Il ne faut pas se méprendre. Ces images en noir et blanc des années 1960 que l’on voit circuler sur les réseaux sociaux sont celles d’une petite frange éduquée de la population urbaine qui n’a pas eu le temps d’imposer ses mœurs laïques à la majorité. Ces femmes ont succombé à la vague islamiste portée par les déclassés et les classes populaires urbaines des années 1970. La modernité séculière est devenue l’ennemie à abattre, caricaturée comme mouvement athée venu d’Occident. Quand elles n’ont pas été expatriées ou persécutées, les élites dites laïques ont cédé aux islamistes un certain degré d’islamisation, notamment par le biais du code islamique de la famille. Elles s’occupent du politique, les islamistes de la société.

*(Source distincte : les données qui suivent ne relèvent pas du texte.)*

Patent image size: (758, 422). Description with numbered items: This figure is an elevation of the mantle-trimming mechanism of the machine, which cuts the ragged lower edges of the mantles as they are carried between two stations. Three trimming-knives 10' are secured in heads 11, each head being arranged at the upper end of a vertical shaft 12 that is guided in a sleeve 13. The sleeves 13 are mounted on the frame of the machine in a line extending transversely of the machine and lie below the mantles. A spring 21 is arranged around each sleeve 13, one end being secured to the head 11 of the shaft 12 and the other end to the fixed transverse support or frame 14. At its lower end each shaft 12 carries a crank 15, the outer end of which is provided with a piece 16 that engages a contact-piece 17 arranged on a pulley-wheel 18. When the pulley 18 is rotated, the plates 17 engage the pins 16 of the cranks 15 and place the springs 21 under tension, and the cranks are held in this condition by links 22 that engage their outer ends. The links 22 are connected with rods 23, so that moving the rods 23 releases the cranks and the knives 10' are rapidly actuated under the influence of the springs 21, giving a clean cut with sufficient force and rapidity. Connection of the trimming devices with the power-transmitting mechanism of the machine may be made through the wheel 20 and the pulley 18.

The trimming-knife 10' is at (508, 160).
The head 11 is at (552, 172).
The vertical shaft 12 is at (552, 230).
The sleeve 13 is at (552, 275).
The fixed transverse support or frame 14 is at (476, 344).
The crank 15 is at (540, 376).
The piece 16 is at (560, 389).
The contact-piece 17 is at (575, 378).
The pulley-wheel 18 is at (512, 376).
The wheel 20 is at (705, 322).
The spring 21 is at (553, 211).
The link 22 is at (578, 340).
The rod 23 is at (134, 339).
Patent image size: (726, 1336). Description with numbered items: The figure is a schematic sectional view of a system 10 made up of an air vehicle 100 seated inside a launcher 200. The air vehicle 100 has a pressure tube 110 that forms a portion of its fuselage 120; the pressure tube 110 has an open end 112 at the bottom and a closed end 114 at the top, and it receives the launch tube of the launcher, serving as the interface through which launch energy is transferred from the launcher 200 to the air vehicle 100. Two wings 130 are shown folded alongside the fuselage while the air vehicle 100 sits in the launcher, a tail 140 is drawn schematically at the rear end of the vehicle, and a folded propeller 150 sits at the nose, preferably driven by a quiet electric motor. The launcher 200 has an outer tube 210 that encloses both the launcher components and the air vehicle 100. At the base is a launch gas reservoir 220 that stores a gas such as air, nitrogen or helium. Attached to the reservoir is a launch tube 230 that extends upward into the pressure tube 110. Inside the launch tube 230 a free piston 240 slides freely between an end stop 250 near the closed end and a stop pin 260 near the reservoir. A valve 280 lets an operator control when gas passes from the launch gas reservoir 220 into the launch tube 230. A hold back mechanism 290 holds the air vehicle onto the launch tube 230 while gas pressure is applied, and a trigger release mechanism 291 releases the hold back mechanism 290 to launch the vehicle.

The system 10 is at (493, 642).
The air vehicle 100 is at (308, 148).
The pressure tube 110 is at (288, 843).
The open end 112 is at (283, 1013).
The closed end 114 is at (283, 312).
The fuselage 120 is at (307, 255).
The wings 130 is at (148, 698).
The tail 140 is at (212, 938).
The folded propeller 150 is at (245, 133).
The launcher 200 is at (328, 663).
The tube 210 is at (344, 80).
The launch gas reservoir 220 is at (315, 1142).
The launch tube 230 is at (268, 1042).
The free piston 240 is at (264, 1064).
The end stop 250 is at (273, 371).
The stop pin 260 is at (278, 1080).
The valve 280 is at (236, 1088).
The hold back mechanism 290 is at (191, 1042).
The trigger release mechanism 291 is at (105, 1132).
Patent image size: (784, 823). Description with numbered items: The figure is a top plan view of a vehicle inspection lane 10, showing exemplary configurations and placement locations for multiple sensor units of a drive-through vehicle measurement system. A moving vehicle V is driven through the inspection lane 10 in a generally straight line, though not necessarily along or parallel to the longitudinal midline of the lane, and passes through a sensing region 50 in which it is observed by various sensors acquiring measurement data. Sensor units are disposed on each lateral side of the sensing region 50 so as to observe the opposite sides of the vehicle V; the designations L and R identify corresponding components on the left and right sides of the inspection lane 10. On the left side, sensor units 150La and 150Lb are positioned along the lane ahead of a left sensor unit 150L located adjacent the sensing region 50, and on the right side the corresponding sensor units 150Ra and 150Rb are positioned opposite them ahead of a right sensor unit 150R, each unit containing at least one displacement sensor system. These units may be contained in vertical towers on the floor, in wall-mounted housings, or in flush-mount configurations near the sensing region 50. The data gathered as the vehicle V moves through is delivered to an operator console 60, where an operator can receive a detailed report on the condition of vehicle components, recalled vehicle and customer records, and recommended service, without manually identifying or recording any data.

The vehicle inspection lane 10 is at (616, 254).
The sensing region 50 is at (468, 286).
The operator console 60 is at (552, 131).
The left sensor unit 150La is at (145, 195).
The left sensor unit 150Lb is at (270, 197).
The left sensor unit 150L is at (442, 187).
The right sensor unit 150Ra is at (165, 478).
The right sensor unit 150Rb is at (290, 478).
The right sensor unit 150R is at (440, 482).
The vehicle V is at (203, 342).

C’était exactement ce que souhaitaient les Frères musulmans qui ne pensent pas dans le cadre de l’État-nation, mais de l’Umma, et veulent instaurer une société islamique transnationale. Contrairement à certains partis islamistes, les Frères musulmans n’ont pas de réelles ambitions politiques nationales. Ils réislamisent « par le bas » ou « par le haut » – en passant par les organisations internationales.

Le voilement est un maillon essentiel du plan de réislamisation des Frères…

Ils ont pourtant remporté des élections en Égypte et en Tunisie au début des années 2010.

Oui, mais cela n’a pas duré. Aujourd’hui c’est la frange internationaliste de la confrérie, en particulier celle qui opère depuis les pays occidentaux, qui est la plus influente. Et son modus operandi est le soft power qu’elle met en œuvre à travers des organisations intergouvernementales comme l’ONU ou le Conseil de l’Europe pour diffuser sa norme.

Quel rôle jouait le voile dans l’islamisation de l’Iran des années 1960-1970 ?

L’instauration de la République islamique en 1979 a galvanisé les forces sociales porteuses de l’islamisation partout, y compris dans des pays sunnites. L’exemple de l’Iran montre qu’il est possible d’islamiser une société dans son intégralité. Or, la société islamique est fondée sur une distinction fondamentale : le féminin et l’intérieur d’une part et le masculin et l’extérieur de l’autre. À chaque sexe sont associées des valeurs et des compétences propres qui permettent d’établir et de conserver l’ordre tel que Dieu l’a demandé. Cette polarité structure la société islamique idéale. Le voilement du corps des femmes est destiné à invisibiliser la présence féminine dans l’espace public, pour la réserver aux proches et hommes de la famille, tout en permettant aux femmes de participer à l’économie de la société. Les wahabo-salafistes, les talibans, prônent une tenue entièrement couvrante et très handicapante qui dissuade les femmes de sortir. Plus pragmatiques, les Frères et les mollahs qu’ils ont influencés laissent une certaine liberté aux femmes pour des raisons économiques et politiques. Mais cela ne doit durer que le temps nécessaire à l’avènement de la société islamique. Elles devront alors rentrer à la maison. Enfin, dans l’Iran d’aujourd’hui, malgré le courage de certaines femmes, le dévoilement n’est pas à l’ordre du jour.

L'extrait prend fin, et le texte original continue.